The incidence of HIT II in SAH patients at a single center was 15%. The SAH patients with HIT II had significantly higher rates of thrombotic complications, new hypodensities on head computed tomographic scans, more deaths, and significantly less favorable outcomes. This is the first report of the incidence of HIT II in a neurosurgical patient population.
II型肝素诱导的血小板减少症(HIT II)是一种自身免疫介导的严重疾病形式,其特征为血小板显著减少,并具有“反常”严重血栓并发症的高风险。尽管已在多个不同患者群体中对HIT II进行了研究,但从未有关于神经外科患者群体中HIT II发病率及血栓并发症发生率的报道。在神经外科患者群体中,蛛网膜下腔出血(SAH)患者因处于重症监护病房且留置血管导管,肝素暴露量较高。此外,随着神经血管内介入手术的增加以及肝素化的相关使用,SAH患者的肝素暴露量将会增加。
在3.5年期间(2000年1月至2003年6月),我们中心连续治疗了389例SAH患者。我们回顾性地查阅了他们的实验室数据和病历,并采用公认的HIT II临床诊断标准来确定HIT II的发病率、血栓并发症、治疗及结局。

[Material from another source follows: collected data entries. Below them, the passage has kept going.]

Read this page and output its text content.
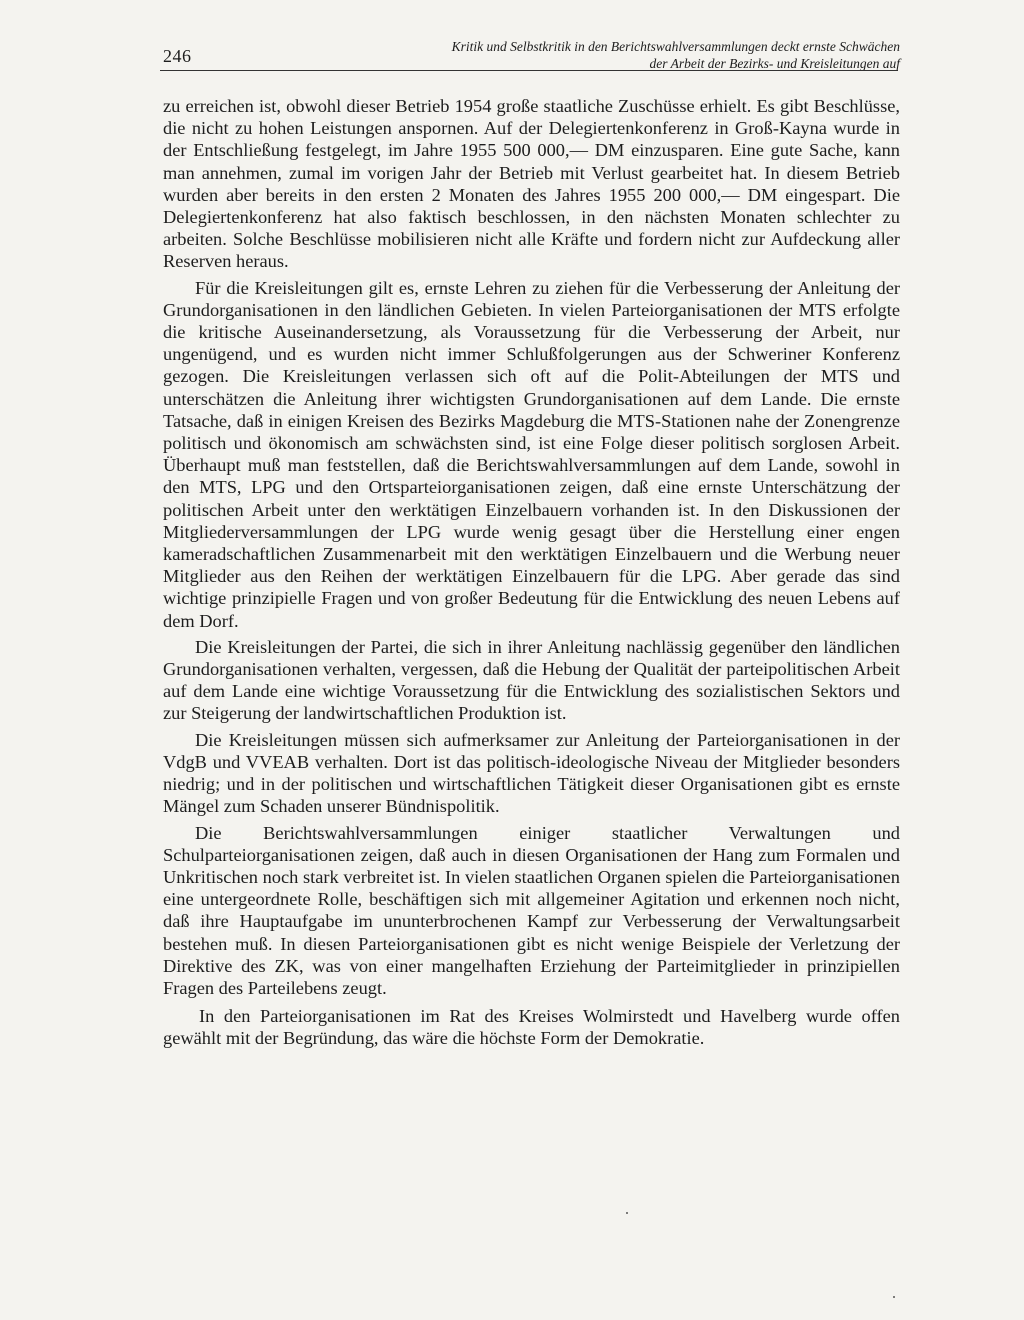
246	Kritik und Selbstkritik in den Berichtswahlversammlungen deckt ernste Schwächen
der Arbeit der Bezirks- und Kreisleitungen auf

zu erreichen ist, obwohl dieser Betrieb 1954 große staatliche Zuschüsse erhielt. Es gibt Beschlüsse, die nicht zu hohen Leistungen anspornen. Auf der Delegiertenkonferenz in Groß-Kayna wurde in der Entschließung festgelegt, im Jahre 1955 500 000,— DM einzusparen. Eine gute Sache, kann man annehmen, zumal im vorigen Jahr der Betrieb mit Verlust gearbeitet hat. In diesem Betrieb wurden aber bereits in den ersten 2 Monaten des Jahres 1955 200 000,— DM eingespart. Die Delegiertenkonferenz hat also faktisch beschlossen, in den nächsten Monaten schlechter zu arbeiten. Solche Beschlüsse mobilisieren nicht alle Kräfte und fordern nicht zur Aufdeckung aller Reserven heraus.

Für die Kreisleitungen gilt es, ernste Lehren zu ziehen für die Verbesserung der Anleitung der Grundorganisationen in den ländlichen Gebieten. In vielen Parteiorganisationen der MTS erfolgte die kritische Auseinandersetzung, als Voraussetzung für die Verbesserung der Arbeit, nur ungenügend, und es wurden nicht immer Schlußfolgerungen aus der Schweriner Konferenz gezogen. Die Kreisleitungen verlassen sich oft auf die Polit-Abteilungen der MTS und unterschätzen die Anleitung ihrer wichtigsten Grundorganisationen auf dem Lande. Die ernste Tatsache, daß in einigen Kreisen des Bezirks Magdeburg die MTS-Stationen nahe der Zonengrenze politisch und ökonomisch am schwächsten sind, ist eine Folge dieser politisch sorglosen Arbeit. Überhaupt muß man feststellen, daß die Berichtswahlversammlungen auf dem Lande, sowohl in den MTS, LPG und den Ortsparteiorganisationen zeigen, daß eine ernste Unterschätzung der politischen Arbeit unter den werktätigen Einzelbauern vorhanden ist. In den Diskussionen der Mitgliederversammlungen der LPG wurde wenig gesagt über die Herstellung einer engen kameradschaftlichen Zusammenarbeit mit den werktätigen Einzelbauern und die Werbung neuer Mitglieder aus den Reihen der werktätigen Einzelbauern für die LPG. Aber gerade das sind wichtige prinzipielle Fragen und von großer Bedeutung für die Entwicklung des neuen Lebens auf dem Dorf.

Die Kreisleitungen der Partei, die sich in ihrer Anleitung nachlässig gegenüber den ländlichen Grundorganisationen verhalten, vergessen, daß die Hebung der Qualität der parteipolitischen Arbeit auf dem Lande eine wichtige Voraussetzung für die Entwicklung des sozialistischen Sektors und zur Steigerung der landwirtschaftlichen Produktion ist.

Die Kreisleitungen müssen sich aufmerksamer zur Anleitung der Parteiorganisationen in der VdgB und VVEAB verhalten. Dort ist das politisch-ideologische Niveau der Mitglieder besonders niedrig; und in der politischen und wirtschaftlichen Tätigkeit dieser Organisationen gibt es ernste Mängel zum Schaden unserer Bündnispolitik.

Die Berichtswahlversammlungen einiger staatlicher Verwaltungen und Schulparteiorganisationen zeigen, daß auch in diesen Organisationen der Hang zum Formalen und Unkritischen noch stark verbreitet ist. In vielen staatlichen Organen spielen die Parteiorganisationen eine untergeordnete Rolle, beschäftigen sich mit allgemeiner Agitation und erkennen noch nicht, daß ihre Hauptaufgabe im ununterbrochenen Kampf zur Verbesserung der Verwaltungsarbeit bestehen muß. In diesen Parteiorganisationen gibt es nicht wenige Beispiele der Verletzung der Direktive des ZK, was von einer mangelhaften Erziehung der Parteimitglieder in prinzipiellen Fragen des Parteilebens zeugt.

In den Parteiorganisationen im Rat des Kreises Wolmirstedt und Havelberg wurde offen gewählt mit der Begründung, das wäre die höchste Form der Demokratie.
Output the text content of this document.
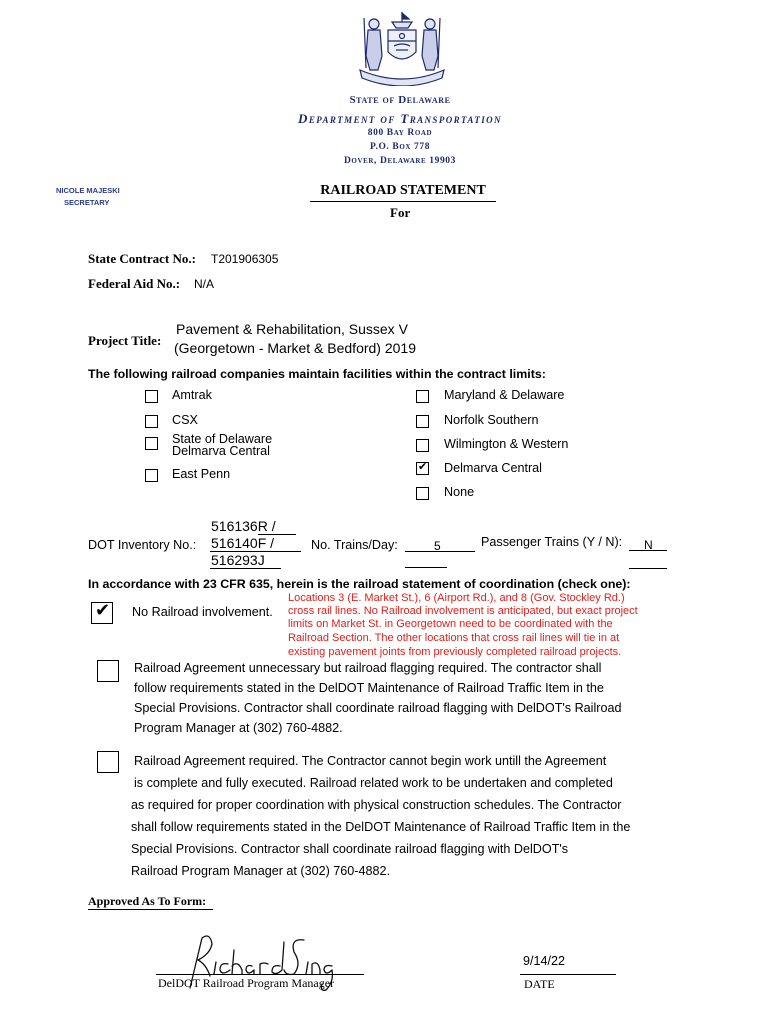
State of Delaware
Department of Transportation
800 Bay Road
P.O. Box 778
Dover, Delaware 19903
NICOLE MAJESKI
SECRETARY
RAILROAD STATEMENT
For
State Contract No.: T201906305
Federal Aid No.: N/A
Project Title:
Pavement & Rehabilitation, Sussex V
(Georgetown - Market & Bedford) 2019
The following railroad companies maintain facilities within the contract limits:
Amtrak
CSX
State of Delaware
Delmarva Central
East Penn
Maryland & Delaware
Norfolk Southern
Wilmington & Western
✔ Delmarva Central
None
DOT Inventory No.:
516136R /
516140F /
516293J
No. Trains/Day:	5	Passenger Trains (Y / N): N
In accordance with 23 CFR 635, herein is the railroad statement of coordination (check one):
✔ No Railroad involvement.
Locations 3 (E. Market St.), 6 (Airport Rd.), and 8 (Gov. Stockley Rd.)
cross rail lines. No Railroad involvement is anticipated, but exact project
limits on Market St. in Georgetown need to be coordinated with the
Railroad Section. The other locations that cross rail lines will tie in at
existing pavement joints from previously completed railroad projects.
Railroad Agreement unnecessary but railroad flagging required. The contractor shall
follow requirements stated in the DelDOT Maintenance of Railroad Traffic Item in the
Special Provisions. Contractor shall coordinate railroad flagging with DelDOT's Railroad
Program Manager at (302) 760-4882.
Railroad Agreement required. The Contractor cannot begin work untill the Agreement
is complete and fully executed. Railroad related work to be undertaken and completed
as required for proper coordination with physical construction schedules. The Contractor
shall follow requirements stated in the DelDOT Maintenance of Railroad Traffic Item in the
Special Provisions. Contractor shall coordinate railroad flagging with DelDOT's
Railroad Program Manager at (302) 760-4882.
Approved As To Form:
DelDOT Railroad Program Manager
9/14/22
DATE
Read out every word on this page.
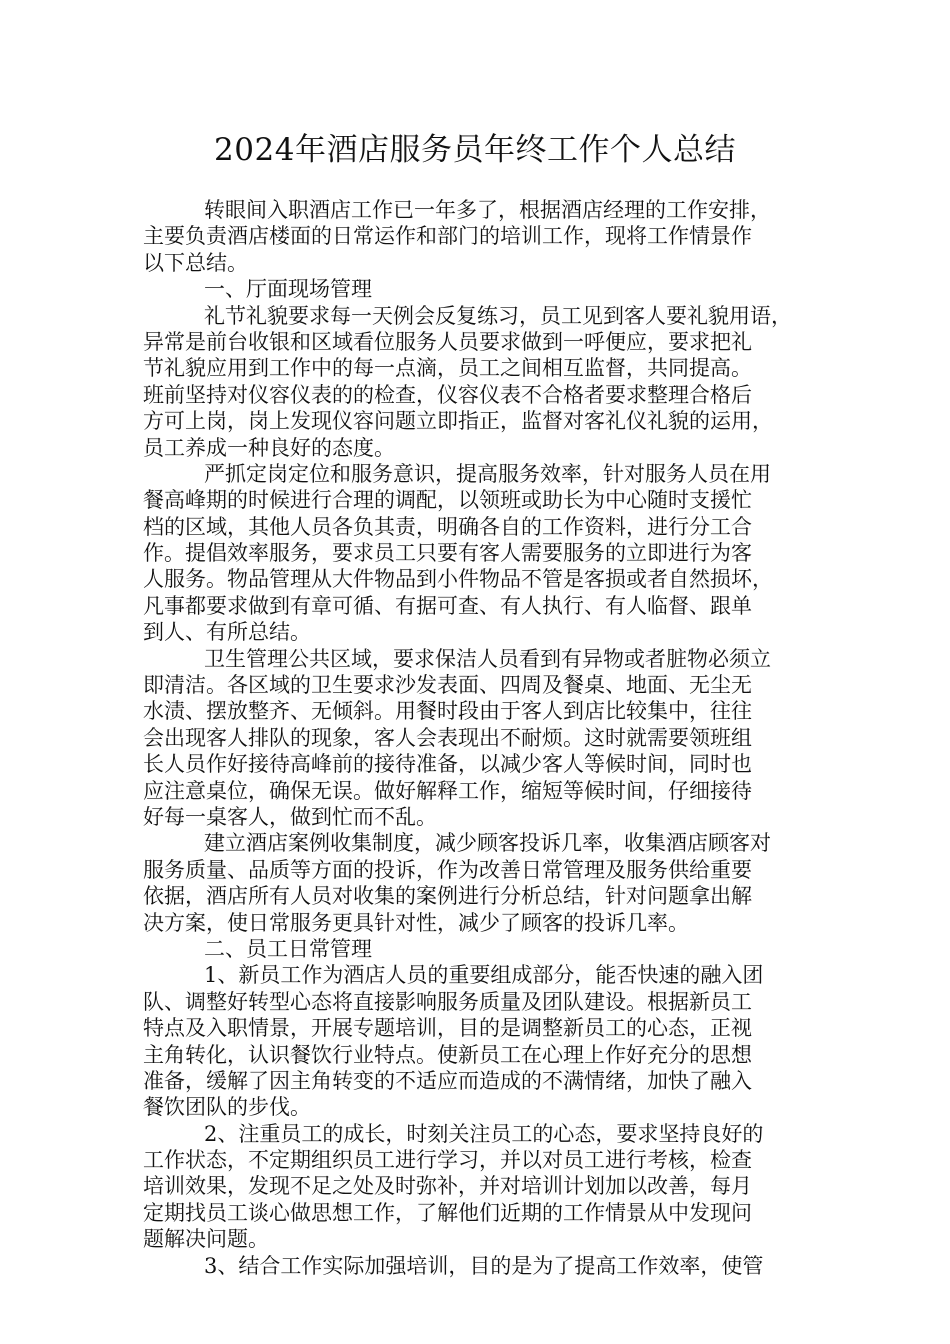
2024年酒店服务员年终工作个人总结
转眼间入职酒店工作已一年多了，根据酒店经理的工作安排，
主要负责酒店楼面的日常运作和部门的培训工作，现将工作情景作
以下总结。
一、厅面现场管理
礼节礼貌要求每一天例会反复练习，员工见到客人要礼貌用语，
异常是前台收银和区域看位服务人员要求做到一呼便应，要求把礼
节礼貌应用到工作中的每一点滴，员工之间相互监督，共同提高。
班前坚持对仪容仪表的的检查，仪容仪表不合格者要求整理合格后
方可上岗，岗上发现仪容问题立即指正，监督对客礼仪礼貌的运用，
员工养成一种良好的态度。
严抓定岗定位和服务意识，提高服务效率，针对服务人员在用
餐高峰期的时候进行合理的调配，以领班或助长为中心随时支援忙
档的区域，其他人员各负其责，明确各自的工作资料，进行分工合
作。提倡效率服务，要求员工只要有客人需要服务的立即进行为客
人服务。物品管理从大件物品到小件物品不管是客损或者自然损坏，
凡事都要求做到有章可循、有据可查、有人执行、有人临督、跟单
到人、有所总结。
卫生管理公共区域，要求保洁人员看到有异物或者脏物必须立
即清洁。各区域的卫生要求沙发表面、四周及餐桌、地面、无尘无
水渍、摆放整齐、无倾斜。用餐时段由于客人到店比较集中，往往
会出现客人排队的现象，客人会表现出不耐烦。这时就需要领班组
长人员作好接待高峰前的接待准备，以减少客人等候时间，同时也
应注意桌位，确保无误。做好解释工作，缩短等候时间，仔细接待
好每一桌客人，做到忙而不乱。
建立酒店案例收集制度，减少顾客投诉几率，收集酒店顾客对
服务质量、品质等方面的投诉，作为改善日常管理及服务供给重要
依据，酒店所有人员对收集的案例进行分析总结，针对问题拿出解
决方案，使日常服务更具针对性，减少了顾客的投诉几率。
二、员工日常管理
1、新员工作为酒店人员的重要组成部分，能否快速的融入团
队、调整好转型心态将直接影响服务质量及团队建设。根据新员工
特点及入职情景，开展专题培训，目的是调整新员工的心态，正视
主角转化，认识餐饮行业特点。使新员工在心理上作好充分的思想
准备，缓解了因主角转变的不适应而造成的不满情绪，加快了融入
餐饮团队的步伐。
2、注重员工的成长，时刻关注员工的心态，要求坚持良好的
工作状态，不定期组织员工进行学习，并以对员工进行考核，检查
培训效果，发现不足之处及时弥补，并对培训计划加以改善，每月
定期找员工谈心做思想工作，了解他们近期的工作情景从中发现问
题解决问题。
3、结合工作实际加强培训，目的是为了提高工作效率，使管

59例患者(15%)符合HIT II的临床诊断标准。HIT II患者的血小板计数最低点平均为68,600±25,300/微升(均值±标准差)。女性患者及Fisher分级为3级的患者更易发生HIT II(P<0.01)。36例患者(61%)接受了神经血管内介入手术。HIT II患者的全身性血栓并发症发生率为37% versus 无HIT II的SAH患者为7%(P<0.001),HIT II患者头部计算机断层扫描上新发低密度影的发生率为66% versus 无HIT II的SAH患者为40%(P<0.001)。HIT II患者的临床结局更差。HIT II患者中结局良好的比例为38% versus 所有SAH患者为52%(P<0.05),HIT II患者中的死亡更为常见(29%) versus 所有SAH患者为12%(P<0.001)。
单一中心SAH患者中HIT II的发病率为15%。患有HIT II的SAH患者血栓并发症发生率、头部计算机断层扫描上新发低密度影发生率显著更高,死亡更多,且结局明显更差。这是神经外科患者群体中HIT II发病率的首次报道。